Peran Difabel dalam Panggung Politik 

Difabel atau disabilitas adalah salahsatu subkelompok marjinal yang sangat rentan. Dalam bahasa yang sederhana pengabaian terhadap mereka akan membuat mereka tersingkir. Persoalan menjadi semakin kompleks ketika kelompok difabel ini juga terasing oleh struktur politik yang ada, sehingga melahirkan mentalitas inferior dikalangan difabel. Selain itu, lingkungan (baik keluarga maupun masyarkat) yang tidak mendukung, seringkali menyulitkan mereka untuk berkembang. 

Difabel menjadi kelompok yang seringkali terabaikan dalam perhelatan politik. Padahal, Undang-Undang Nomor 8 Tahun 2016 telah menjamin secara jelas hak-hak politik bagi penyandang disabilitas, termasuk salah satunya memperoleh pendidikan politik. Ini tercantum dalam pasal 13 huruf F dari produk hukum itu. Sayangnya pendidikan politik yang ada seringkali belum mampu secara substansial menjangkau kelompok marjinal seperti para difabel. 

Menurut data UNESCAP jumlah difabel atau penyandang disabilitas di Indonesia sekitar 1% dari jumlah penduduk, mengacu dari persentase data tersebut, pada tahun 2014 jumlah penyandang disabilitas sebanyak 2.523.707 jiwa. Sedangkan data Kementerian Kesehatan menunjukkan jumlah penyandang disabilitas adalah 3.063.559 jiwa, sementara menurut data Kementerian Kesejahteraan Sosial jumlahnya mencapai 3.838.985 jiwa. Jika jumlah penyandang disabilitas secara kasar adalah 3.000.000 jiwa, maka sekitar 75%-nya, yaitu 2.250.000 juta, tercatat sebagai pemilih. Jika satu kursi di DPR-RI pada Pemilu 2014 setara dengan 223.000 suara, maka seluruh suara penyandang disabilitas sama dengan 10 kursi DPR. Tentunya Jumlah yang cukup berarti dan layak diperhitungkan oleh partai politik dan calon legislatif. 

Namun sangat disayangkan, hal di atas hanya hitung-hitungan kertas saja, secara realita tidak demikian adanya. Berbagai kendala sering dijumpai oleh para panyandang disabilitas untuk berpartisipasi dalam politik praktis, kendala yang dihadapi bisa berupa kebijakan, teknis, dan inklusifitas dalam sosial masyarakat. Robert (2001) menyatakan bahwa dalam sistem demokrasi, ikut serta dalam pemilihan umum merupakan hak politik bagi setiap warga negara.  

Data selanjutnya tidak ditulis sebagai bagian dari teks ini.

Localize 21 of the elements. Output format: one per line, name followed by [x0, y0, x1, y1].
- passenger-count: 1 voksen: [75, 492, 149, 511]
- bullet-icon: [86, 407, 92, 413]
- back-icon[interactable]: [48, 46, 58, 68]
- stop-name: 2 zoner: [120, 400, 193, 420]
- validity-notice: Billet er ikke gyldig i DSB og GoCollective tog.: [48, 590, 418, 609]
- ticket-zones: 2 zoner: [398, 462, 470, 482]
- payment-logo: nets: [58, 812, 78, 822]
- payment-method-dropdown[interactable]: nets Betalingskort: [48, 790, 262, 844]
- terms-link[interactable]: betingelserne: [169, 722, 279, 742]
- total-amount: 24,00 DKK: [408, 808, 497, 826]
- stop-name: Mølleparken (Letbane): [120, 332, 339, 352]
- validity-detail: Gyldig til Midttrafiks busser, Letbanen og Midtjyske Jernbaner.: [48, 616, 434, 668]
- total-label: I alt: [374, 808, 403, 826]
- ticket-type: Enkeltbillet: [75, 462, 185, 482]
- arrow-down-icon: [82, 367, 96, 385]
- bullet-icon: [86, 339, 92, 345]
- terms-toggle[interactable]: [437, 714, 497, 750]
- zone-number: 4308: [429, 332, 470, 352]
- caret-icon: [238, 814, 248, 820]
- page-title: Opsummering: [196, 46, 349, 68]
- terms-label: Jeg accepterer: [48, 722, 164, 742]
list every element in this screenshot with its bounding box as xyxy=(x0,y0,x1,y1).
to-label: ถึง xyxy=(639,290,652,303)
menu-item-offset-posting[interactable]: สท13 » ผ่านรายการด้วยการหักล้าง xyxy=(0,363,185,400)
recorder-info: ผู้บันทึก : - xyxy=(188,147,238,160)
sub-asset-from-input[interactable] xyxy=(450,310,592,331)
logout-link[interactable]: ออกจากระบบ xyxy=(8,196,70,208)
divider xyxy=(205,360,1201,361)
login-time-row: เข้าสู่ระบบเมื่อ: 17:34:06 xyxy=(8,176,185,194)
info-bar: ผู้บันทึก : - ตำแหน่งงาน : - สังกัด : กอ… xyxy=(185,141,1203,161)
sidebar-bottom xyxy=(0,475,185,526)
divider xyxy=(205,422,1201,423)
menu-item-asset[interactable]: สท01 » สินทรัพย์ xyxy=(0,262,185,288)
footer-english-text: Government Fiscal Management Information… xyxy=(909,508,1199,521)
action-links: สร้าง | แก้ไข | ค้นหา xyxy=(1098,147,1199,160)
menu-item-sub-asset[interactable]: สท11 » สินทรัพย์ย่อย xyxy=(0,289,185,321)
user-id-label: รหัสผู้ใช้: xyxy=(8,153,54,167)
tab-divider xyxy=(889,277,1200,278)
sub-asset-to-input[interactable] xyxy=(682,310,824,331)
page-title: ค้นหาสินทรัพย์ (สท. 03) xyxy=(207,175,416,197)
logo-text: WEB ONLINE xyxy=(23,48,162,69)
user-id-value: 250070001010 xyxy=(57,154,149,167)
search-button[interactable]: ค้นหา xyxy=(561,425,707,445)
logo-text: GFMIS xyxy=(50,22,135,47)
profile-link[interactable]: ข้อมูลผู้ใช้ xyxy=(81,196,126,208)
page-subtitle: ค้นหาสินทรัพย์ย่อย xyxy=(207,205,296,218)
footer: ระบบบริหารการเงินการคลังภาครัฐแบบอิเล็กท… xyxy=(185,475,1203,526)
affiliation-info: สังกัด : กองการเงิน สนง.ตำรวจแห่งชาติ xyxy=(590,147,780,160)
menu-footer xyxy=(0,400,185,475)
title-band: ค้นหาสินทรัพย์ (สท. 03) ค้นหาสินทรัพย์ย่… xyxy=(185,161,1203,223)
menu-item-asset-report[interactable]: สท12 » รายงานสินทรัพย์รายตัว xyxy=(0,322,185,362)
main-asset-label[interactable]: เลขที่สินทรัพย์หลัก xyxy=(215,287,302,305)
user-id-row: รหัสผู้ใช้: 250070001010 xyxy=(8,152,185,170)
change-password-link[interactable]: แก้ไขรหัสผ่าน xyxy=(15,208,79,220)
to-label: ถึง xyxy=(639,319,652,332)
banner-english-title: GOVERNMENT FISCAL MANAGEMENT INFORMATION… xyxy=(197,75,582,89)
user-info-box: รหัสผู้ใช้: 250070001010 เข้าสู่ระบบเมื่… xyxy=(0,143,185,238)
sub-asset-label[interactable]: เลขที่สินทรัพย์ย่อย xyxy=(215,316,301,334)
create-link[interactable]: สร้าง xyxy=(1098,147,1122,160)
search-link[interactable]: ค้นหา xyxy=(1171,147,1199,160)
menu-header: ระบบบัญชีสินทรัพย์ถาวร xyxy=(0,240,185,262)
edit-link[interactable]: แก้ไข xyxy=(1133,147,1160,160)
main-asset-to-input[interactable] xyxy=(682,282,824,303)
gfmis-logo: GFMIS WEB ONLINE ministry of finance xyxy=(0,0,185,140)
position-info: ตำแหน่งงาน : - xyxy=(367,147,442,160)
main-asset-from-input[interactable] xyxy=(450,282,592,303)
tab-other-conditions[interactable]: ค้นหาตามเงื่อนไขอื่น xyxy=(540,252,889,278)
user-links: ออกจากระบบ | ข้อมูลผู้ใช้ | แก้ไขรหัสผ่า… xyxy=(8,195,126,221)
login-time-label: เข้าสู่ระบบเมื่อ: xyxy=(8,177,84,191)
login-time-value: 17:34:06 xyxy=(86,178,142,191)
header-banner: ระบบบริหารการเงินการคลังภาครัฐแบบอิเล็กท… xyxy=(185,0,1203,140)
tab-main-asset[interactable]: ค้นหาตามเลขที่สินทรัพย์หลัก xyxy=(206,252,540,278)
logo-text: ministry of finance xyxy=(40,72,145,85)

Hal ini menyangkut hak untuk menyelidiki/ menjajaki alternatif yang ada dan hak untuk berpartisipasi dalam memutuskan siapa yang akan dipilih. Hak Politik inilah yang kurang mendapat porsi yang wajar untuk diperhatikan oleh pemerintah dalam pemenuhannya sehingga berdampak adanya sikap apatis dan pasif bagi penyandang disabilitas untuk berpartisipasi di bidang politik baik sebagai pemilih, penyelenggara, dan orang yang akan dipilih. Hal ini sudah diatur pada pasal 5 Undang-Undang Nomor 7 Tahun 2017 tentang Pemilihan Umum yang menyatakan bahwa penyandang disabilitas yang memenuhi syarat mempunyai kesempatan yang sama sebagai pemilih, sebagai calon anggota DPR, sebagai calon anggota DPD, sebagai calon Presiden/Wakil Presiden, sebagai calon anggota DPRD, dan sebagai Penyelenggara Pemilu 

Penyandang disabilitas memiliki hak untuk terlibat aktif dalam politik atau berpartisipasi dalam politik. Sebagai bagian dari warga negara juga berhak mendapat kesempatan yang sama dalam pemilu, baik untuk dipilih maupun memilih tanpa diskriminasi. Artinya, penyandang disabilitas diberi kesempatan yang sama untuk mengapresiasikan hak-hak dasar, termasuk hak politik dalam pemilu. Hal tersebut sesuai dengan Undang-Undang Nomor 8 Tahun 2016 tentang Penyandang Disabilitas keterlibatan pemilih disabilitas dalam politik adalah indikator bahwa pelaksanaan Pemilu/Pemilihan telah menjunjung prinsip inklusif, yaitu sebuah kondisi dimana pelaksanaan Pemilu/Pemilihan telah memberikan kesempatan bagi semua pemilih untuk menggunakan hak pilihnya tanpa adanya hambatan agama, ras/etnik, gender, usia, kondisi fisik, dan wilayah (Nugroho & Liando, 2019:32-35).